|Article Last Updated: 8/24/2005 07:03 AM|
|Bridgeport fire house delays nearly resolved|
|AARON LEO firstname.lastname@example.org|
|BRIDGEPORT — The city hopes to finish building the troubled Boston Avenue firehouse before cold weather arrives.|
Construction was halted about two months ago when the general contractor walked off the job, leaving a building framework with a host of structural defects. The firehouse was to have been completed May 15. Work has not resumed on the structure, located on Boston Avenue along the Old Mill Green, as the city awaits the hiring of a new contractor. About six months of work remain.
Russell Liskov, an associate city attorney handling the project, attributed the delay to the search for a new general contractor. He added that the city hopes to rehire the 35 original subcontractors on the job.

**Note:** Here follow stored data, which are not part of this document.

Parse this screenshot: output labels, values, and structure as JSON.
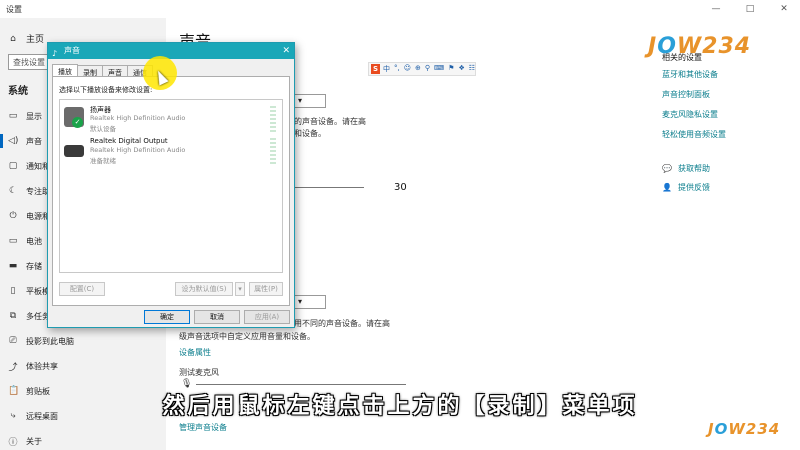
{
  "settings": {
    "title": "设置",
    "home": "主页",
    "search_placeholder": "查找设置",
    "section": "系统",
    "nav": [
      {
        "label": "显示",
        "icon": "display-icon"
      },
      {
        "label": "声音",
        "icon": "speaker-icon"
      },
      {
        "label": "通知和",
        "icon": "notification-icon"
      },
      {
        "label": "专注助",
        "icon": "moon-icon"
      },
      {
        "label": "电源和",
        "icon": "power-icon"
      },
      {
        "label": "电池",
        "icon": "battery-icon"
      },
      {
        "label": "存储",
        "icon": "storage-icon"
      },
      {
        "label": "平板模",
        "icon": "tablet-icon"
      },
      {
        "label": "多任务",
        "icon": "multitask-icon"
      },
      {
        "label": "投影到此电脑",
        "icon": "project-icon"
      },
      {
        "label": "体验共享",
        "icon": "share-icon"
      },
      {
        "label": "剪贴板",
        "icon": "clipboard-icon"
      },
      {
        "label": "远程桌面",
        "icon": "remote-icon"
      },
      {
        "label": "关于",
        "icon": "info-icon"
      }
    ],
    "active_index": 1
  },
  "content": {
    "page_title": "声音",
    "output_text_1": "的声音设备。请在高",
    "output_text_2": "和设备。",
    "volume": "30",
    "input_text_1": "用不同的声音设备。请在高",
    "input_text_2": "级声音选项中自定义应用音量和设备。",
    "device_props": "设备属性",
    "test_mic": "测试麦克风",
    "manage_devices": "管理声音设备"
  },
  "related": {
    "title": "相关的设置",
    "links": [
      "蓝牙和其他设备",
      "声音控制面板",
      "麦克风隐私设置",
      "轻松使用音频设置"
    ],
    "help": "获取帮助",
    "feedback": "提供反馈"
  },
  "ime": {
    "logo": "S",
    "items": [
      "中",
      "°,",
      "☺",
      "⊕",
      "⚲",
      "⌨",
      "⚑",
      "❖",
      "☷"
    ]
  },
  "logo": {
    "prefix": "J",
    "o": "O",
    "rest": "W234"
  },
  "subtitle": "然后用鼠标左键点击上方的【录制】菜单项",
  "dialog": {
    "title": "声音",
    "tabs": [
      "播放",
      "录制",
      "声音",
      "通信"
    ],
    "hint": "选择以下播放设备来修改设置:",
    "devices": [
      {
        "name": "扬声器",
        "driver": "Realtek High Definition Audio",
        "state": "默认设备"
      },
      {
        "name": "Realtek Digital Output",
        "driver": "Realtek High Definition Audio",
        "state": "准备就绪"
      }
    ],
    "configure": "配置(C)",
    "set_default": "设为默认值(S)",
    "properties": "属性(P)",
    "ok": "确定",
    "cancel": "取消",
    "apply": "应用(A)"
  },
  "colors": {
    "accent": "#1aa7b8",
    "link": "#0a7d8c",
    "cursor_highlight": "#ffe600"
  }
}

"We're in the process of getting everyone back on the job within the contractual" time limits, Liskov said.
The original construction firm — White and Carr of New York — is defunct, and its officials have all resigned, according to Liskov.
The attorney said he is working with the surety firm holding the $2 million bond on the project, which was forfeited by White and Carr, to hire a new general contractor.

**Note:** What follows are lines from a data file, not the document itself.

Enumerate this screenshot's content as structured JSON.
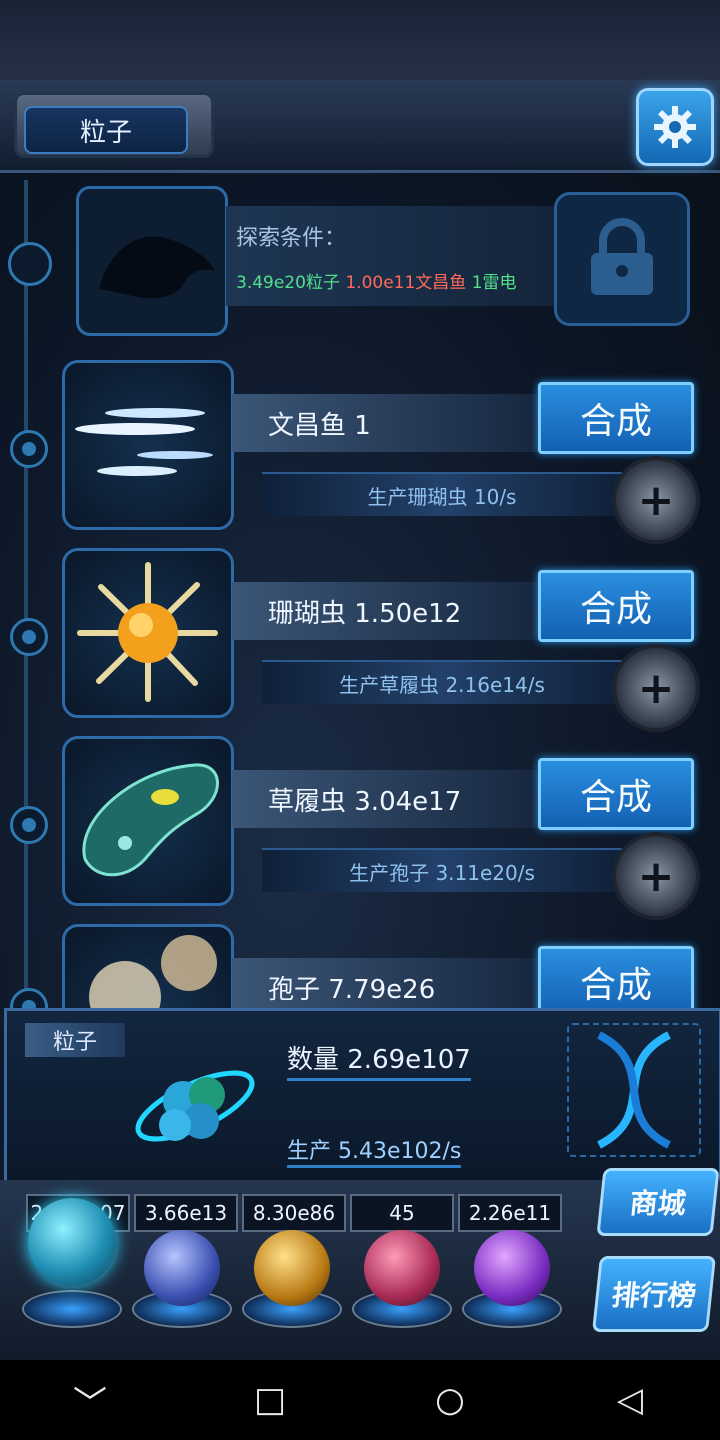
{
  "header": {
    "title": "粒子"
  },
  "explore": {
    "label": "探索条件：",
    "conditions": [
      {
        "text": "3.49e20粒子",
        "color": "#53e08a"
      },
      {
        "text": "1.00e11文昌鱼",
        "color": "#ff6a5a"
      },
      {
        "text": "1雷电",
        "color": "#53e08a"
      }
    ]
  },
  "rows": [
    {
      "name": "文昌鱼 1",
      "synth": "合成",
      "produce": "生产珊瑚虫 10/s",
      "icon": "lancelet-icon"
    },
    {
      "name": "珊瑚虫 1.50e12",
      "synth": "合成",
      "produce": "生产草履虫 2.16e14/s",
      "icon": "coral-polyp-icon"
    },
    {
      "name": "草履虫 3.04e17",
      "synth": "合成",
      "produce": "生产孢子 3.11e20/s",
      "icon": "paramecium-icon"
    },
    {
      "name": "孢子 7.79e26",
      "synth": "合成",
      "icon": "spore-icon"
    }
  ],
  "panel": {
    "tag": "粒子",
    "quantity": "数量 2.69e107",
    "production": "生产 5.43e102/s"
  },
  "dock": {
    "stats": [
      "2.69e107",
      "3.66e13",
      "8.30e86",
      "45",
      "2.26e11"
    ],
    "orbs": [
      {
        "icon": "particle-orb-icon",
        "color": "#2fb6d8"
      },
      {
        "icon": "lightning-orb-icon",
        "color": "#5a6fd6"
      },
      {
        "icon": "galaxy-orb-icon",
        "color": "#d89a2a"
      },
      {
        "icon": "brain-orb-icon",
        "color": "#c23a6a"
      },
      {
        "icon": "vortex-orb-icon",
        "color": "#8a3ad6"
      }
    ],
    "shop": "商城",
    "ranking": "排行榜"
  },
  "nav": {
    "back": "◁",
    "home": "○",
    "recent": "□",
    "down": "﹀"
  }
}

The job does not have to be rebid and the surety company will pick the new contractor, said David Cote, director of the construction services for the city's Public Facilities Department.
The bond should cover finishing the fire station, according to city officials, although Cote did not immediately have a time or cost estimate, citing negotiations with the surety company. But the surety company will have to cover any extra expenses.
Negotiations with the company are proceeding, Cote said.
"They're usually straight-forward, but they are time-consuming," he said. Cote recalled that it took six to eight months to resolve a similar bonding situation involving the company hired to repair City Hall's roof several years ago.
"Whenever you run into snags like this, it's unfortunate. But, in the real world, these things happen," Liskov said.
The fire station is part of a $7.2-million neighborhood project that also includes a community center, library, playground and ball fields.